This is my first post here so I hope to be able to ask my question properly :-)
I want to do "elephant detection" by classifying color samples (I was inspired by this paper). This is the pipeline of my "solution" until the training of the classifier:
- Loading a set of 4 training images (all containing an elephant), and then splitting them in two images: one containing the environment surrounding the elephant (the "background"), and one containing the elephant (the "foreground");
- Mean shift segmentation of the backgrounds and the foregrounds;
- RGB -> Luv color space conversion and pixel values extraction (in order to fill a Mat object with 3 columns and a number of rows equal to the number of samples);
- SVM training with an RBF Kernel by calling train_auto method.
So, the problem arises in this last step: after a while (a few hours), I get the following error message:
OpenCV Error: Insufficient memory (Failed to allocate 22165936 bytes) in OutOfMemoryError, file xxx\alloc.cpp, line 52
terminate called after throwing an instance of 'cv::Exception'
what(): xxx\alloc.cpp:52:error: (-4) Failed to allocate 22165936 bytes in function OutOfMemoryError
My training samples are a [3 columns x 1,385,235 rows] CV_32FC1 Mat object. I don't believe that this data structure is too large, isn't it? I've 16 GB of RAM, and I'm using OpenCV 2.4.9 and Codeblocks.
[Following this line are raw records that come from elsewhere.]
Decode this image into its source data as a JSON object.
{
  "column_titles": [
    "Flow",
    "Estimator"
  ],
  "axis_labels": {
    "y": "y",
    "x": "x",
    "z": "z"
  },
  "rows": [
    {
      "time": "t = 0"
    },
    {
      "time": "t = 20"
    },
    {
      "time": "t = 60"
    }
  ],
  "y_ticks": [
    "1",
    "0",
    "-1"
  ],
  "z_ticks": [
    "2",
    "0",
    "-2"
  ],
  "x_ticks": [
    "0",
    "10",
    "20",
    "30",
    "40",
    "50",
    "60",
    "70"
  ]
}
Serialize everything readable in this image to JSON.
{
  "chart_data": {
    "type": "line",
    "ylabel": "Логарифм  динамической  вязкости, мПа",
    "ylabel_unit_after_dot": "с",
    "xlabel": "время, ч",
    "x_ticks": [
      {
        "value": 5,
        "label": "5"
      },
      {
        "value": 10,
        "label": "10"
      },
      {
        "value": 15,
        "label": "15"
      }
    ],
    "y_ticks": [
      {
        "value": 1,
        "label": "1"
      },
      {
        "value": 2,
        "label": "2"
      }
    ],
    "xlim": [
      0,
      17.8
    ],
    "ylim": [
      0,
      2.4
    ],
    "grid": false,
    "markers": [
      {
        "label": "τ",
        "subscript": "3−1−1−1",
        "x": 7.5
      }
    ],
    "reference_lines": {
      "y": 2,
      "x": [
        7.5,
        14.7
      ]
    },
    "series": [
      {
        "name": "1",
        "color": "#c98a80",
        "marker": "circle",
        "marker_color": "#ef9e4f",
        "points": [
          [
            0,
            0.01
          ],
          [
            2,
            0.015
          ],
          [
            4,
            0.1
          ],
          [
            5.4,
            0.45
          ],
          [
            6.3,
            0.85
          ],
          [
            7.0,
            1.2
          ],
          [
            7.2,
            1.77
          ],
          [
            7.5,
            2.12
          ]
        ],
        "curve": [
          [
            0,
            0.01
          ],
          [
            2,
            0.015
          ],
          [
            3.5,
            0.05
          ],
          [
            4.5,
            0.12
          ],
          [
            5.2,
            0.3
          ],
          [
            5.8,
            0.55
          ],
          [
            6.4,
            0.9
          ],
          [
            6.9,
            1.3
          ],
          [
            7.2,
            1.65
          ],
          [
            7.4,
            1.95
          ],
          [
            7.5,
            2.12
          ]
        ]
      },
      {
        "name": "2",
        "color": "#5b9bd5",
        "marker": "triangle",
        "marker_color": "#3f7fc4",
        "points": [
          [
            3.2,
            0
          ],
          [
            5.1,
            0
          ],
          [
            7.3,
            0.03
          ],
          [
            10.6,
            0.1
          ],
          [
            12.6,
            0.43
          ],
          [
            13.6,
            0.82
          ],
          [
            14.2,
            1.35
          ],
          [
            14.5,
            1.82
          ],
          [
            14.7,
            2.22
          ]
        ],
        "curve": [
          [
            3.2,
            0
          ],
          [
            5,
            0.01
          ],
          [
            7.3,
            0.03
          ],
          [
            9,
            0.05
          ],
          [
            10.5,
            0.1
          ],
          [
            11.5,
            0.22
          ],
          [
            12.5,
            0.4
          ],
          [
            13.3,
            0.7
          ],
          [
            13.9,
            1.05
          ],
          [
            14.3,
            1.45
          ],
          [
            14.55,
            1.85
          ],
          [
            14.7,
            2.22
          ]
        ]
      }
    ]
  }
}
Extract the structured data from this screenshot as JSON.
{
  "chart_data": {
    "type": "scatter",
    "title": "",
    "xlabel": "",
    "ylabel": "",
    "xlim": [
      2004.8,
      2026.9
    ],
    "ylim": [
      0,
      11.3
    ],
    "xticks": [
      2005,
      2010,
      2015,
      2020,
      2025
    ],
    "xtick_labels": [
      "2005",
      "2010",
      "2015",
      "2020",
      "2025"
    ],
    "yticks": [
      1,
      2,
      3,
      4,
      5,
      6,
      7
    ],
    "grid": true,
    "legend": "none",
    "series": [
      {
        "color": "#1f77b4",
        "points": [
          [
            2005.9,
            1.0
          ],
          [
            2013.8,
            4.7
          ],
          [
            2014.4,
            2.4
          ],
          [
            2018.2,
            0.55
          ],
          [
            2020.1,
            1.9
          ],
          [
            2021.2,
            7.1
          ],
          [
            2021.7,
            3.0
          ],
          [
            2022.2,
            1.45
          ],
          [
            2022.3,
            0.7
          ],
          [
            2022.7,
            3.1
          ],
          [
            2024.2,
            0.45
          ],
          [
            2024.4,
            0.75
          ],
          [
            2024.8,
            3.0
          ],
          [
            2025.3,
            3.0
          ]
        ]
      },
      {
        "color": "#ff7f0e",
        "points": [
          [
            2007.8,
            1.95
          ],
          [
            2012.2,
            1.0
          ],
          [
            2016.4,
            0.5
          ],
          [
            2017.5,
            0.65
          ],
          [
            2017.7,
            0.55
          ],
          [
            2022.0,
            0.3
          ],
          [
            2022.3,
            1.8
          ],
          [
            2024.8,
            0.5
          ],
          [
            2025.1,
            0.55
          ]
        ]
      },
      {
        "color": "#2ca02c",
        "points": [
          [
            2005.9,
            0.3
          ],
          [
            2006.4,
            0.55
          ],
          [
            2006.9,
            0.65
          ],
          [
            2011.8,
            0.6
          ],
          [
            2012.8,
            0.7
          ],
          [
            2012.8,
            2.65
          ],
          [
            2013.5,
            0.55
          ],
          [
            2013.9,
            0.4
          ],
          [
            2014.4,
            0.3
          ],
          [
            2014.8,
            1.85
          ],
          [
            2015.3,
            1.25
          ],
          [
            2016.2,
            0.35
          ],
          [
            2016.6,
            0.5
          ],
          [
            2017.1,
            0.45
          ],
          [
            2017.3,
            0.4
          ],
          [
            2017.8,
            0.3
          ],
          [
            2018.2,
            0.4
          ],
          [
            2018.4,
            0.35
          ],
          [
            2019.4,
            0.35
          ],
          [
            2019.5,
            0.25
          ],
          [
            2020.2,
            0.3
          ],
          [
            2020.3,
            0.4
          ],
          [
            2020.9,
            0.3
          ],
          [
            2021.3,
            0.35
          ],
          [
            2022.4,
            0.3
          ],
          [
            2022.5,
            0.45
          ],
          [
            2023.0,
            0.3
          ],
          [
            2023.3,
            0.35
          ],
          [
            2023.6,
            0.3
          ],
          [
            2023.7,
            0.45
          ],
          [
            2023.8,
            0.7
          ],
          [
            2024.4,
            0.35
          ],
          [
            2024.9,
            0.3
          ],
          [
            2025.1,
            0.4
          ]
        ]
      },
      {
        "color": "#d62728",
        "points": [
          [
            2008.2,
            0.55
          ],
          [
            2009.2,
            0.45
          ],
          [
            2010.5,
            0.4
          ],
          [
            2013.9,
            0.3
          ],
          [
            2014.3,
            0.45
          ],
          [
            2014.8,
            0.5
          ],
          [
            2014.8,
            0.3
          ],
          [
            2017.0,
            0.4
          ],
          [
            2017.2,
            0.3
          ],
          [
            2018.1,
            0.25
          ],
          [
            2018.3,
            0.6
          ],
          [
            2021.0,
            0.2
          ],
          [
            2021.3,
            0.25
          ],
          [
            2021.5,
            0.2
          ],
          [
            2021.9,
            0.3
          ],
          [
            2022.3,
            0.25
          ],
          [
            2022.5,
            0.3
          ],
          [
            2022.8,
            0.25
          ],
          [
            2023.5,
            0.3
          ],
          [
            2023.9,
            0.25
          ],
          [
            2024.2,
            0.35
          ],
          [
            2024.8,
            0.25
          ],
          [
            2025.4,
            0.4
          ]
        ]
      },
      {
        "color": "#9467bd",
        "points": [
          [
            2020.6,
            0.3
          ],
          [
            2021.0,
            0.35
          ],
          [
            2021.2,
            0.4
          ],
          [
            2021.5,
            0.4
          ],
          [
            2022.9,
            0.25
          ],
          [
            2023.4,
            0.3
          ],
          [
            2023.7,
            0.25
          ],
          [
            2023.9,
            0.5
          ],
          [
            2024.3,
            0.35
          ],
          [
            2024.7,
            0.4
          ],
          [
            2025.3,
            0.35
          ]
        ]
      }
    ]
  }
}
However, this is the source code:
//Loading Background & Foreground Training Images
Mat train_00_background = imread("training_set/train_00_background.png");
cvtColor(train_00_background, train_00_background, CV_BGR2BGRA);
oclMat t_00_bg;
t_00_bg.upload(train_00_background);
(...)
Mat train_00_foreground = imread("training_set/train_00_foreground.png");
cvtColor(train_00_foreground, train_00_foreground, CV_BGR2BGRA);
oclMat t_00_fg;
t_00_fg.upload(train_00_foreground);
(...)
//COLOR SEGMENTATION by MEAN SHIFT CLUSTERING
meanShiftSegmentation(t_00_bg, train_00_background_clustered, 5, 5, 50, TermCriteria(TermCriteria::MAX_ITER + TermCriteria::EPS, 5, 1));
(...)
//CV_8UC3 -> CV_32FC3
train_00_background_clustered.convertTo(train_00_background_clustered, CV_32FC3);
(...)
//Normalization
train_00_background_clustered *= 1./255;
(...)
//RGB -> Luv
cvtColor(train_00_background_clustered, train_00_background_clustered, CV_BGR2Luv);
(...)
//COLOR LIST EXTRACTION FROM BACKGROUND AND FOREGROUND
//colorListBg_00 is a 3 x NumberOfColors CV_32FC1 Mat
extractColorList(train_00_background_clustered, colorListBg_00);
// Memory release
train_00_background_clustered.release();
(...)
//Color List concatenation
//background
colorListBg_00.copyTo(colorList);
colorList.push_back(colorListBg_01);
(...)
Size s = colorList.size();
int s1 = s.height;
//foreground
colorList.push_back(colorListFg_00);
(...)
s = colorList.size();
int s2 = s.height - s1;
// ASSIGNING THE LABELS
Mat labelsBg(s1, 1, CV_32FC1, -1.0);
Mat labelsFg(s2, 1, CV_32FC1, 1.0);
Mat labels;
labelsBg.copyTo(labels);
labels.push_back(labelsFg);
// SVM TRAINING
CvSVMParams params;
params.svm_type = CvSVM::C_SVC;
params.kernel_type = CvSVM::RBF;
params.term_crit = cvTermCriteria( CV_TERMCRIT_ITER+CV_TERMCRIT_EPS, 1000, FLT_EPSILON );
CvSVM SVM;
SVM.train_auto(colorList, labels, Mat(), Mat(), params, 2);
Thank you for paying attention towards this question.